= Layla Yamamoto =

Japanese contemporary artist and painter (born 1995)

Layla Yamamoto (山本れいら, Reira Yamamoto) is a Japanese contemporary artist who specializes in paintings often focused on themes relating to feminism, women's rights, Japanese pop culture (including anime and manga), and Japan's history during and after WWII.

==Life and career==
Born in Tokyo in 1995, Yamamoto moved to the United States as a teenager. She later attended the School of the Art Institute of Chicago before returning to Tokyo. During her time in the US, her work began to reflect the history between Japan and the US, including the theme of nuclear power and weaponry, drawing from the experiences of the hibakusha from her family in Hiroshima.

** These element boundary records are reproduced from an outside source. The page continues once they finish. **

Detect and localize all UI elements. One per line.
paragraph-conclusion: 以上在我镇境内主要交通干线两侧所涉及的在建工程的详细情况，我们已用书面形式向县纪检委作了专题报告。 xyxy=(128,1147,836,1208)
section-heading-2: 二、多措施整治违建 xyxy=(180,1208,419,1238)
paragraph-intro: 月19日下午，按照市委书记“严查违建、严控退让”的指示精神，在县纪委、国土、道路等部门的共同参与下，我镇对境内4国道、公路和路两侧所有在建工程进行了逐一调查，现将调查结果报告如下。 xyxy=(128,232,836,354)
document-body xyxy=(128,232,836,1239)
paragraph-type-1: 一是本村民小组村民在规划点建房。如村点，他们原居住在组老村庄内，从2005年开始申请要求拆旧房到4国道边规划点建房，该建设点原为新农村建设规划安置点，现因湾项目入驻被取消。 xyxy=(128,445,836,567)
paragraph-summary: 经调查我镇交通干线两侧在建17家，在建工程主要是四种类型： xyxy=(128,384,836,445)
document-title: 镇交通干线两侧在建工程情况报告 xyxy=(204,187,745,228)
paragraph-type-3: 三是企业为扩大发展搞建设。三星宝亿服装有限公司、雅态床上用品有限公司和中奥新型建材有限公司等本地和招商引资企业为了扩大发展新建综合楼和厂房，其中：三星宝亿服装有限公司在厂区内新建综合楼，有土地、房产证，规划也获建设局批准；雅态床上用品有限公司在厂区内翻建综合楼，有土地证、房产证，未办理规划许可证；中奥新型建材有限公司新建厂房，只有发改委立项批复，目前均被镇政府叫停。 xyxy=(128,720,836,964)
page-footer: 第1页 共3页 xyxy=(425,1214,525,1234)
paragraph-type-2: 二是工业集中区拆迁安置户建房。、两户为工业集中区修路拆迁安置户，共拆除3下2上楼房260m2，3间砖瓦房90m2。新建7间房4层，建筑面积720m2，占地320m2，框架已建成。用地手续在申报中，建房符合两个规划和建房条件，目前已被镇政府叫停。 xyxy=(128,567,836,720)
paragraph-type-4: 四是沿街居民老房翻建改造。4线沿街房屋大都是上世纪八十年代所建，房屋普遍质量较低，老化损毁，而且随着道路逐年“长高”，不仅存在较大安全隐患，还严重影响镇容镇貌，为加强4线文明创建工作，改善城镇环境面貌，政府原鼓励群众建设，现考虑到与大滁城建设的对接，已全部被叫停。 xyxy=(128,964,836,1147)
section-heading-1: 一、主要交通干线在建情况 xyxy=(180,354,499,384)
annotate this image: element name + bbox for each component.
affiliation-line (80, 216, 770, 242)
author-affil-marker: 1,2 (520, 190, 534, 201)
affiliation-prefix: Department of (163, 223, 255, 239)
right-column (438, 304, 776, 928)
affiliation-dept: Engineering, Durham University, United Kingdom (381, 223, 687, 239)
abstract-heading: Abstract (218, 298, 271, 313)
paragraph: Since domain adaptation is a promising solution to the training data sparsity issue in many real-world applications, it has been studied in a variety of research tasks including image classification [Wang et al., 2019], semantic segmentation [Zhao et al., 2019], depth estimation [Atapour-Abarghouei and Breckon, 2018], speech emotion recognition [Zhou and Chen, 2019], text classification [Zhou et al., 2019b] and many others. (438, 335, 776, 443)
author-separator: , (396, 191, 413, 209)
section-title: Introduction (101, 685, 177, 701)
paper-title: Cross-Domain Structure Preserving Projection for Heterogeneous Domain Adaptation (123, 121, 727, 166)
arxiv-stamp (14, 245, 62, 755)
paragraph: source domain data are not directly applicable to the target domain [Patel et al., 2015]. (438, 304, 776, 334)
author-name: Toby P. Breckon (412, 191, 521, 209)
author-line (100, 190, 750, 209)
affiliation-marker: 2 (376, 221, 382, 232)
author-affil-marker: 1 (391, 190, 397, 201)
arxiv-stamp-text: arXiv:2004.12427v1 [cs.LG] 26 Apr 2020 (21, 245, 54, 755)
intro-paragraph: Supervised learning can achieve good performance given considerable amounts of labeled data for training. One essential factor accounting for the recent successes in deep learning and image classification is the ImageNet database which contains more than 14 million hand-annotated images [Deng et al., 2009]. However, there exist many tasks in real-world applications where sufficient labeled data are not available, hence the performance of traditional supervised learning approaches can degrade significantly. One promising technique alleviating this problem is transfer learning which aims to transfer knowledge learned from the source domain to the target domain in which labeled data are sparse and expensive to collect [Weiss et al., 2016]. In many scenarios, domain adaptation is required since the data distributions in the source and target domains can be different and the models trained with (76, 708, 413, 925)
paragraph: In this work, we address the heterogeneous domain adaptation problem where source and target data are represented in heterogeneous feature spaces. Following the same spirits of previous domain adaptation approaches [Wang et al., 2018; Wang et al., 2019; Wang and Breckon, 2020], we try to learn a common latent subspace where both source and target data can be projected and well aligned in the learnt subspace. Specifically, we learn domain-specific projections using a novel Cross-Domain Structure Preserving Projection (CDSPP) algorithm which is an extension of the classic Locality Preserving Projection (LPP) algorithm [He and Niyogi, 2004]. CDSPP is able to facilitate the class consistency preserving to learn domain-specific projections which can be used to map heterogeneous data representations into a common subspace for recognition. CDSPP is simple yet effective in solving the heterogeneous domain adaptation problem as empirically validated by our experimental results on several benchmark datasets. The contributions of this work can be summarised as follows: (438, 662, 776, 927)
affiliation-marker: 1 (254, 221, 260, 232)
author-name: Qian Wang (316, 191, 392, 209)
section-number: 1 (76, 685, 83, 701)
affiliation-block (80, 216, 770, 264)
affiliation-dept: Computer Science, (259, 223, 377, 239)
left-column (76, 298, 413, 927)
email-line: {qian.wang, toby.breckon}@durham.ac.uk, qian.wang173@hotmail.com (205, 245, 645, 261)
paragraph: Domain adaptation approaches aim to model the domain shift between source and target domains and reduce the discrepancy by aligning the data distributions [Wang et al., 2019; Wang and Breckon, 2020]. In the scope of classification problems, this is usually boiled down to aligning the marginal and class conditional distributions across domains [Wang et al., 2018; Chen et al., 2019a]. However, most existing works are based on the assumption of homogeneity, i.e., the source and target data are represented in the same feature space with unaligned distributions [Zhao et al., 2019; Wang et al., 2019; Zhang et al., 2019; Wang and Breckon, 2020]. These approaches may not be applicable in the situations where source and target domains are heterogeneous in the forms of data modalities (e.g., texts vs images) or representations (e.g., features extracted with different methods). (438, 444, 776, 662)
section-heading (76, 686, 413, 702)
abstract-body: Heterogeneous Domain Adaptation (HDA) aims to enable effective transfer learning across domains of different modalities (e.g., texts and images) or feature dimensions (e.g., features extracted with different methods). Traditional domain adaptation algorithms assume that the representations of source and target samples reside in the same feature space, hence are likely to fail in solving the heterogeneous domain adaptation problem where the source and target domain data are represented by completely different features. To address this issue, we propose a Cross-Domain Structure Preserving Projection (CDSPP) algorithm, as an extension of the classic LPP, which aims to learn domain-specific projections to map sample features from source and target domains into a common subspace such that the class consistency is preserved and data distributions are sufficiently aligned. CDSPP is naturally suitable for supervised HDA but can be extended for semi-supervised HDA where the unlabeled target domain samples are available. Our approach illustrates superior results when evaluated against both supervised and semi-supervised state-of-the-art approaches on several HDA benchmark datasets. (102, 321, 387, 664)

At the end of 2021, her first solo exhibition (titled "After the Quake") opened in Nihonbashi Mitsukoshimae, presenting works focused on Japan-US politics and history from the atomic bombings to the Fukushima nuclear accident. In 2025, she curated an exhibition (titled "In the beginning, Womankind was the sun - Weren't we?"), featuring works by herself and fellow artists Yoshiko Shimada and Namae Myoji that focus on the history of women's rights in Japan, drawing inspiration from Hiratsuka Raichō as well as Japan's imperial legacy.